Figura 2. I tre domini, da alcuni ridotti a due, con la unione di Archea e di Bacteria in Monera. Archea e Bacteria sono costituiti da organismi unicellulari sprovvisti di nucleo, e a queste categorie appartiene il microbiota intestinale. Il dominio Eukaryota (o Eukarya) comprende organismi uni e pluricellulari, nelle cui cellule si riconosce un nucleo separato da una sua membrana. Noi siamo Eukarya. Da questa pagina, con modifiche.Figura 2. Gli esseri umani (Homo sapiens) appartengono alla famiglia degli Hominidae (in passato molto numerosa, oggi costituita da sole 7 specie), inclusa nel Phylum dei Chordata (che comprende tutti gli altri mammiferi, insieme ai rettili, agli anfibi, agli uccelli e ai pesci), a sua volta contenuto nel regno Animalia, uno dei 6 regni insieme a Plantae, Fungi, Protista, Archea, Bacteria. Se escludiamo Archea e Bacteria (da alcuni riuniti in un unico regno, detto Monera), gli altri regni rappresentano organismi uni o pluri cellulari costituiti da cellule con nucleo (eucariote) e formano il grande dominio Eukarya. Da questa pagina.
Neuroscienze enteriche
In questi anni lo studio della interazione fra il cervello e l’intestino ha posto le fondamenta di una nuova disciplina, a cui ci si riferisce con il nome di Neuroscienze enteriche. Si ritiene che il ‘collquio’ tra la flora intestinale e il cervello avvenga attraverso il sistema immunitario (Sankowski R et al. 2015), per mezzo delle fibre nervose del nervo vago (Goehler LE et al. 2007), o grazie a sostanze sintetizzate dalla flora intestinale (Kowlgi NG et Chhabra L, 2015).
Intestino e comportamento. Ad esempio, è stato possibile dimostrare che la somministrazione di Lactobacillus casei (ceppo Shirota) migliora l’umore in soggetti con sintomi depressivi (Benton D et al. 2007), e riduce i sintomi ansiosi (ma non quelli depressivi) in persone con diagnosi di ME/CFS (Rao AV et al. 2009). La somministrazione di Bifidobacterium infantis invece ha dimostrato, nei topi, di poter aumentare il livello di triptofano nel plasma e di modulare i metaboliti della serotonina nella corteccia frontale e della dopamina nella amigdala (Desbonnet L et al 2008).
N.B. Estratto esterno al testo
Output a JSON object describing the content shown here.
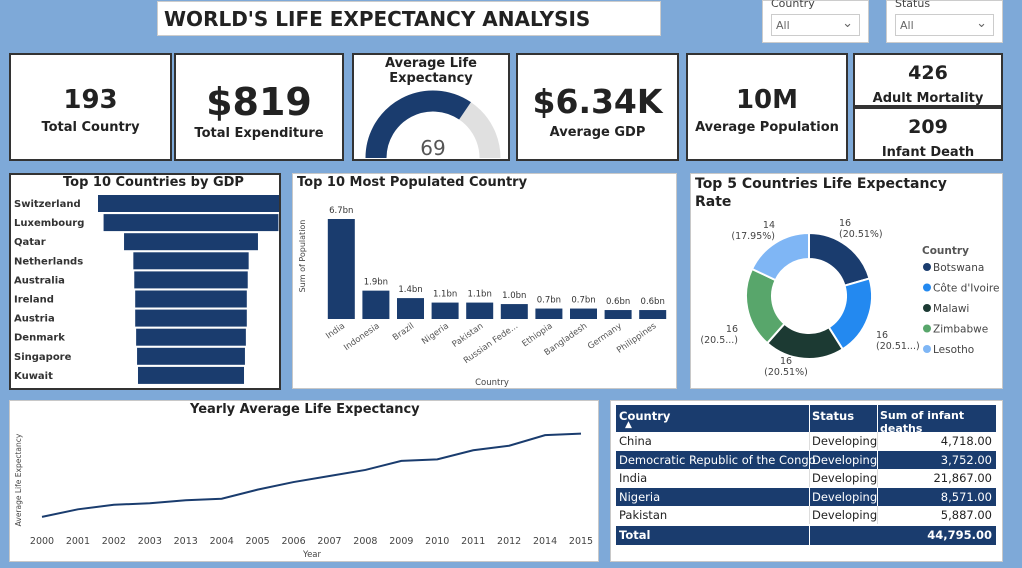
{
  "header": {
    "title": "WORLD'S LIFE EXPECTANCY ANALYSIS"
  },
  "slicers": {
    "country": {
      "label": "Country",
      "value": "All"
    },
    "status": {
      "label": "Status",
      "value": "All"
    }
  },
  "kpis": {
    "total_country": {
      "value": "193",
      "label": "Total Country"
    },
    "total_expenditure": {
      "value": "$819",
      "label": "Total Expenditure"
    },
    "avg_life": {
      "title": "Average Life Expectancy",
      "value": "69",
      "fraction": 0.69
    },
    "avg_gdp": {
      "value": "$6.34K",
      "label": "Average GDP"
    },
    "avg_population": {
      "value": "10M",
      "label": "Average Population"
    },
    "adult_mortality": {
      "value": "426",
      "label": "Adult Mortality"
    },
    "infant_death": {
      "value": "209",
      "label": "Infant Death"
    }
  },
  "colors": {
    "primary": "#1a3c6e",
    "background": "#7ea9d8"
  },
  "chart_data": [
    {
      "type": "bar",
      "orientation": "horizontal-funnel",
      "title": "Top 10 Countries by GDP",
      "categories": [
        "Switzerland",
        "Luxembourg",
        "Qatar",
        "Netherlands",
        "Australia",
        "Ireland",
        "Austria",
        "Denmark",
        "Singapore",
        "Kuwait"
      ],
      "values": [
        100,
        94,
        72,
        62,
        61,
        60,
        60,
        59,
        58,
        57
      ]
    },
    {
      "type": "bar",
      "title": "Top 10 Most Populated Country",
      "xlabel": "Country",
      "ylabel": "Sum of Population",
      "categories": [
        "India",
        "Indonesia",
        "Brazil",
        "Nigeria",
        "Pakistan",
        "Russian Fede...",
        "Ethiopia",
        "Bangladesh",
        "Germany",
        "Philippines"
      ],
      "values": [
        6.7,
        1.9,
        1.4,
        1.1,
        1.1,
        1.0,
        0.7,
        0.7,
        0.6,
        0.6
      ],
      "labels": [
        "6.7bn",
        "1.9bn",
        "1.4bn",
        "1.1bn",
        "1.1bn",
        "1.0bn",
        "0.7bn",
        "0.7bn",
        "0.6bn",
        "0.6bn"
      ]
    },
    {
      "type": "pie",
      "title": "Top 5 Countries Life Expectancy Rate",
      "legend_title": "Country",
      "legend_position": "right",
      "categories": [
        "Botswana",
        "Côte d'Ivoire",
        "Malawi",
        "Zimbabwe",
        "Lesotho"
      ],
      "values": [
        16,
        16,
        16,
        16,
        14
      ],
      "labels": [
        {
          "value": "16",
          "pct": "(20.51%)"
        },
        {
          "value": "16",
          "pct": "(20.51...)"
        },
        {
          "value": "16",
          "pct": "(20.51%)"
        },
        {
          "value": "16",
          "pct": "(20.5...)"
        },
        {
          "value": "14",
          "pct": "(17.95%)"
        }
      ],
      "colors": [
        "#1a3c6e",
        "#2389f0",
        "#1c3a33",
        "#58a66b",
        "#7fb6f5"
      ]
    },
    {
      "type": "line",
      "title": "Yearly Average Life Expectancy",
      "xlabel": "Year",
      "ylabel": "Average Life Expectancy",
      "x": [
        "2000",
        "2001",
        "2002",
        "2003",
        "2013",
        "2004",
        "2005",
        "2006",
        "2007",
        "2008",
        "2009",
        "2010",
        "2011",
        "2012",
        "2014",
        "2015"
      ],
      "y": [
        66.8,
        67.3,
        67.6,
        67.7,
        67.9,
        68.0,
        68.6,
        69.1,
        69.5,
        69.9,
        70.5,
        70.6,
        71.2,
        71.5,
        72.2,
        72.3
      ],
      "ylim": [
        66,
        73
      ]
    }
  ],
  "table": {
    "headers": [
      "Country",
      "Status",
      "Sum of infant deaths"
    ],
    "rows": [
      [
        "China",
        "Developing",
        "4,718.00"
      ],
      [
        "Democratic Republic of the Congo",
        "Developing",
        "3,752.00"
      ],
      [
        "India",
        "Developing",
        "21,867.00"
      ],
      [
        "Nigeria",
        "Developing",
        "8,571.00"
      ],
      [
        "Pakistan",
        "Developing",
        "5,887.00"
      ]
    ],
    "total": [
      "Total",
      "",
      "44,795.00"
    ]
  }
}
Intestino e funzioni cognitive. In caso di insulti al piccolo intestino (cioé il tratto compreso tra lo stomaco e il colon) è stata riportata uno stato di mal assorbimento dei carboidrati che raggiungono così il colon, non digeriti. In questo scenario lo smaltimento di queste molecole in una sede non naturale porta a un incremento di acidi organici, tra cui acido lattico e acidi grassi a catena corta, che abbassano il pH del colon. L’aumento di acidità porta a sua volta a una proliferazione di quei batteri responsabili proprio della sintesi acido lattico (gli enantiomeri L e D), principalmente Lactobacillus fermentum e L. acidophilus. Poiché il principale enzima in grado di metabolizzare il D-lattato (D-2-HDH) è inibito in ambiente acido, si ha un accumulo di D-lattato, che si riversa nel sangue e causa sintomi cognitivi, come perdita di coordinazione motoria e confusione mentale, fino al delirio (Kowlgi NG et Chhabra L, 2015). Anche la sovracrescita dei Bifidobacterium è stata associata a produzione anomala di acido lattico (Kaneko T et al 1997).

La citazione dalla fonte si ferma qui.